Pike also recalled a student who had never heard a Bible story or prayed before. “I have had at least three students in my school, one this year, and I’ve had two little boys previously, maybe some more, who didn’t know any Bible stories. I got one little girl who, during her first day of school with us, while [teacher aide] Ms. Lynette was doing the Bible story, asked, “Who is that? Who is Jesus?”

“That’s the moment. That’s why we’re here. That’s what’s different. We can learn English, math, history, or science anywhere, but at public school, where she had been, they weren’t going to stop and tell her who Jesus is and why Jesus is so wonderful. And then to hear this little pumpkin, who at the beginning hadn’t ever even heard His name, who didn’t even know Him at all, to hear her praying the sweetest prayers by the end of the school year, that is what makes it worthwhile.”

A one-room schoolhouse also has the opportunity of offering practical, hands-on learning, whether it is how to cook lunch as a group, knit, or take care of the other “children” in the classroom that happen to have four legs, one thing is evident. Every day brings opportunities to learn lessons that can’t be learned in a book.
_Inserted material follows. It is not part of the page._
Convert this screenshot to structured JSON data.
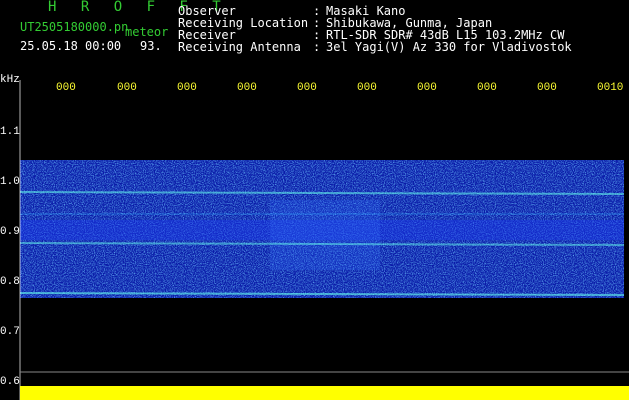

Pike was happy to share that “the one animal that has started coming to school is a puppy. We got a COVID puppy. She comes to school with me, and she does really, really well with the kids. She’s very protective of them. When somebody comes into the school building that she doesn’t know, she is on it.”

Jon Roberts is assistant for communication and media for the Rocky Mountain Conference. The original version of this story was posted on the Rocky Mountain Conference news site.